Ebenezer, Mississippi
Ebenezer, Mississippi | |
---|---|
Coordinates: 32°58′14″N 90°05′27″W / 32.97056°N 90.09083°W | |
Country | United States |
State | Mississippi |
County | Holmes |
Elevation | 331 ft (101 m) |
Time zone | UTC-6 (Central (CST)) |
• Summer (DST) | UTC-5 (CDT) |
ZIP code | 39146 |
Area code | 662 |
GNIS feature ID | 669637[1] |
Ebenezer is an unincorporated community located in Holmes County, Mississippi, United States. Ebenezer is located at the western end of the eastern segment of Mississippi Highway 14, approximately 10 miles (16 km) south of the county seat of Lexington and 4 miles (6.4 km) approximately west of Goodman.
According to a 1905 source, Ebenezer was named by settlers from "the old Jewish city".[2] It may have been a destination of some German-Jewish immigrants, who settled mostly in Lexington in the county beginning in the 1830s. They were joined later in the century by Russian Jewish immigrants. The community built Temple Beth El in Lexington in 1905; it closed in 2009 because of declining population.[3]
Notable people
[edit]Perry Wilbon Howard was born in Ebenezer in 1877 to African-American parents who had been enslaved. He became an attorney among the second generation of African-American lawyers in the state, with a practice in the state capital of Jackson. Even after the state legislature disfranchised most blacks through provisions of the 1890 constitution, Howard continued to be active as a member of the Republican Party. He served as a national committeeman from the state, and a civil rights activist. Appointed as an aide in the office of the United States Attorney General in the administration of President Warren G. Harding, Howard was the highest-ranking African American in government at the time.
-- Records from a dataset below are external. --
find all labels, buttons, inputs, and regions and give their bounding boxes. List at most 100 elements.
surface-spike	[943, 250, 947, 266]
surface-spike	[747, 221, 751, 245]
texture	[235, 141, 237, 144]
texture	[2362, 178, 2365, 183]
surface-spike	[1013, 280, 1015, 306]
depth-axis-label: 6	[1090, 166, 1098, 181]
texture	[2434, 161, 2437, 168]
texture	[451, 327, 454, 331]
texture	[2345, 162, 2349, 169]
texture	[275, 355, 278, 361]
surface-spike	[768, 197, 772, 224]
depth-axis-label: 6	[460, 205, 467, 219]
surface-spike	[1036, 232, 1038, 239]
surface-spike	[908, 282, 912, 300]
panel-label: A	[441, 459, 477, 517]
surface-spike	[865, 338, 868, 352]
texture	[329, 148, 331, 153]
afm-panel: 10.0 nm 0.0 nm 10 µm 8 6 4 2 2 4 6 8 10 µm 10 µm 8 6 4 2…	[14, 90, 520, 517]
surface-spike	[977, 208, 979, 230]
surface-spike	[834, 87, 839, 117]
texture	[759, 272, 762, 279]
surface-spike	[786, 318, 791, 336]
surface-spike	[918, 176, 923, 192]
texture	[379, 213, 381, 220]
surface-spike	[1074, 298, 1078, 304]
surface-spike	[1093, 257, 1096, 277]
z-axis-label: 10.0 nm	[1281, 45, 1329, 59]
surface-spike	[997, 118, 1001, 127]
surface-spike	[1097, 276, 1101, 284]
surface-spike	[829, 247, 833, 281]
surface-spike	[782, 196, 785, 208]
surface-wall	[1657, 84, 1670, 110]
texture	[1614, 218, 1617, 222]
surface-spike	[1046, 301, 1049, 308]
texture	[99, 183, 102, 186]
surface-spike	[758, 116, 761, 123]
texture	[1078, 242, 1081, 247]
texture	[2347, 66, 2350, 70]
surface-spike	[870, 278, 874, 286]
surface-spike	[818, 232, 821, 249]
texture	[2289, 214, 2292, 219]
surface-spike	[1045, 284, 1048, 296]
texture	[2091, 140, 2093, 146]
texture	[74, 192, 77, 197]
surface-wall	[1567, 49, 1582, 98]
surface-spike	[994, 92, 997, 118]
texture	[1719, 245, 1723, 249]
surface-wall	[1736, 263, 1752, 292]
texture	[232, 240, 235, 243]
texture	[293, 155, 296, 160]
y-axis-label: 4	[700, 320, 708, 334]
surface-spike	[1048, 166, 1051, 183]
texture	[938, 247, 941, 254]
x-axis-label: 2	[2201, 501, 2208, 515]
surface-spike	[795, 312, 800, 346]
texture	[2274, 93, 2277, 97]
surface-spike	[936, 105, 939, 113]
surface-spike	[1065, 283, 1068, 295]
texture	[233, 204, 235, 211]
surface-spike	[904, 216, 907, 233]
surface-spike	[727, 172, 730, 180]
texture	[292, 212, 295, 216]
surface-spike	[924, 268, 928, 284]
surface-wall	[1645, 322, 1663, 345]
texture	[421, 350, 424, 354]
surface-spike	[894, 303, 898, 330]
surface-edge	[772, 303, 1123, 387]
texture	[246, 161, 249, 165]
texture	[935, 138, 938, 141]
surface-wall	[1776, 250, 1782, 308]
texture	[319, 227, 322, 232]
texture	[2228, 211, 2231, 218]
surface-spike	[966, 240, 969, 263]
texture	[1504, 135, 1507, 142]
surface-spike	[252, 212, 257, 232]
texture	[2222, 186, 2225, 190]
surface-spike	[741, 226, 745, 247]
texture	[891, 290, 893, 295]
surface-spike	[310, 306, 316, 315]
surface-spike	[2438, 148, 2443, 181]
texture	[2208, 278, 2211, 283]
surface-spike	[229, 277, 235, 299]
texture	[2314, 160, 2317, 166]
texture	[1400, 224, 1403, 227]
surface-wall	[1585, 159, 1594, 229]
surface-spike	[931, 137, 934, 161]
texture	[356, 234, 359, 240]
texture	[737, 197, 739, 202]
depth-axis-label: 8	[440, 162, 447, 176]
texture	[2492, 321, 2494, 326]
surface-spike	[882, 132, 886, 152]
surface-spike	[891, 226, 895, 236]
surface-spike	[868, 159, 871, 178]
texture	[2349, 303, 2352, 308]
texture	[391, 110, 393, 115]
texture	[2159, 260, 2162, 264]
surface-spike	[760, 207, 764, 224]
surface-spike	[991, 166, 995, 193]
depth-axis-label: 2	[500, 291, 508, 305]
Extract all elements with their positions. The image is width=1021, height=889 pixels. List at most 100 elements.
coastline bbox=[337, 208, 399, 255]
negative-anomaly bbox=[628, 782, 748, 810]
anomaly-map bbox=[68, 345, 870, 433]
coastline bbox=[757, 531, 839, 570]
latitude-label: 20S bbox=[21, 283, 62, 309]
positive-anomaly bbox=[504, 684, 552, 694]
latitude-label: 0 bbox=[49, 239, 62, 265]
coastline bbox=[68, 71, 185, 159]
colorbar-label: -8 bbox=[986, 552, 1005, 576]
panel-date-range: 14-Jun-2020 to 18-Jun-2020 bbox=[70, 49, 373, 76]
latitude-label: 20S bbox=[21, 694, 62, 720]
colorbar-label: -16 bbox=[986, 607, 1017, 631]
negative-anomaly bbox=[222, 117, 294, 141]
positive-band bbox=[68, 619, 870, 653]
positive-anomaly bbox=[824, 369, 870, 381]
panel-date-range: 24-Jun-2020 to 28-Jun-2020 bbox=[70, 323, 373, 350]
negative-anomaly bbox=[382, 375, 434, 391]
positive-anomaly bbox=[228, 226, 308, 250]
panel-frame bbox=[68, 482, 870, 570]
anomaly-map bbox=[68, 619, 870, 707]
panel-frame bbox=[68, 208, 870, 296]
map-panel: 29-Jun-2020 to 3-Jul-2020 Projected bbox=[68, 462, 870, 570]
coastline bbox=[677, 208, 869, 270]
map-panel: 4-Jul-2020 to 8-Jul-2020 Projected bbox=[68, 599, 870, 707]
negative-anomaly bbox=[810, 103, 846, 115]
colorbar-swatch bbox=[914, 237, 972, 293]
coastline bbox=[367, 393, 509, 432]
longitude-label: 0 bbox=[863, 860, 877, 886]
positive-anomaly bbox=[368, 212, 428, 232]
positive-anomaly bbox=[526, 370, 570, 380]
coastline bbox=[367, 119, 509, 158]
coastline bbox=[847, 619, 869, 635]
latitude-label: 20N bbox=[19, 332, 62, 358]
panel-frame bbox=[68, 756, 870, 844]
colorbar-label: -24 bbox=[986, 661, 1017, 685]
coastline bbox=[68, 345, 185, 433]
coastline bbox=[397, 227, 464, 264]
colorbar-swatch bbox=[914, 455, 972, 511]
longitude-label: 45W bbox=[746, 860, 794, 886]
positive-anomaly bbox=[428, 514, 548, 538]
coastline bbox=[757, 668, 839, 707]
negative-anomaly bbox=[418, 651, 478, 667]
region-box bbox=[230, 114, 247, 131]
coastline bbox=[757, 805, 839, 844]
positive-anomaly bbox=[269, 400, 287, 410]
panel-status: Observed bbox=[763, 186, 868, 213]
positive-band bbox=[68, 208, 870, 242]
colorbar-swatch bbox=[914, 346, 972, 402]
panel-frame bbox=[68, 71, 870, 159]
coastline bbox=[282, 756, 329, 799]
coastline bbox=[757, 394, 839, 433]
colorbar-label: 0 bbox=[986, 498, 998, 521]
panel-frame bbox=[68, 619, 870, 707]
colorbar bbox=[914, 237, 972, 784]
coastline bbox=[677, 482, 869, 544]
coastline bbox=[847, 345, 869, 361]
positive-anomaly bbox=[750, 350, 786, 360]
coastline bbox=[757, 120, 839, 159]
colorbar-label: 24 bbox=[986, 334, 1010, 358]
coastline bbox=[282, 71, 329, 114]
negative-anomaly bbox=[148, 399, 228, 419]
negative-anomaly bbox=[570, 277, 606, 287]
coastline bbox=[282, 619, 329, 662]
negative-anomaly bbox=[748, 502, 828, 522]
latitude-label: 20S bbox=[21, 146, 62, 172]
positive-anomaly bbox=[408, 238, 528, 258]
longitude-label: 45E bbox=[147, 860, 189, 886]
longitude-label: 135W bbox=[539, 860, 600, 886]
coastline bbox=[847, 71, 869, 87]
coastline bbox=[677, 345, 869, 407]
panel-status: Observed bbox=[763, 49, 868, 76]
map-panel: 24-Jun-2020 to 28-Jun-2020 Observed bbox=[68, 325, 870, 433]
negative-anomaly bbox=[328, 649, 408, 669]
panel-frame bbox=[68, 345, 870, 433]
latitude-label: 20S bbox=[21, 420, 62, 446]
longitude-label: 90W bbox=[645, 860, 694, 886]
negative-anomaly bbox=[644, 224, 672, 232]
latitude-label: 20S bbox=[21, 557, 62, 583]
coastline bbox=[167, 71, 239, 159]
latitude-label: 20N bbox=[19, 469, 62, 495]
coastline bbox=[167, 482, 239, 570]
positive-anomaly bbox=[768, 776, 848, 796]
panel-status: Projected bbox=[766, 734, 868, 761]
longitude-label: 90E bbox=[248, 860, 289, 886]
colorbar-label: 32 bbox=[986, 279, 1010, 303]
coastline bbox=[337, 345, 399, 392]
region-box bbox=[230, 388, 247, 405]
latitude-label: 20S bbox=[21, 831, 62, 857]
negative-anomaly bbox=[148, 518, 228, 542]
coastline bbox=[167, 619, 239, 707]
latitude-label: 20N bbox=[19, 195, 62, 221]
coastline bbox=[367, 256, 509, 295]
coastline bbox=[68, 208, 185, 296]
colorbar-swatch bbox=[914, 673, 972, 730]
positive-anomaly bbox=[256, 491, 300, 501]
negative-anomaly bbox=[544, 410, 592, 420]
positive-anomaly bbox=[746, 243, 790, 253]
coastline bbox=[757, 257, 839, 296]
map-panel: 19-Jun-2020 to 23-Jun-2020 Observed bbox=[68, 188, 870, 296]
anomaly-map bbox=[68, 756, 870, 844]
Robert G. Clark Jr. was born October 3, 1928, in Ebenezer and presently resides there. In 1967, he was the first African American elected to the Mississippi State Legislature since the Reconstruction era. Until 1976, he was the only African-American representative in the state house, having been repeatedly returned to office. In 1992 he was elected Speaker Pro Tempore of the Mississippi House of Representatives and he continued to serve in that position until retired in 2003.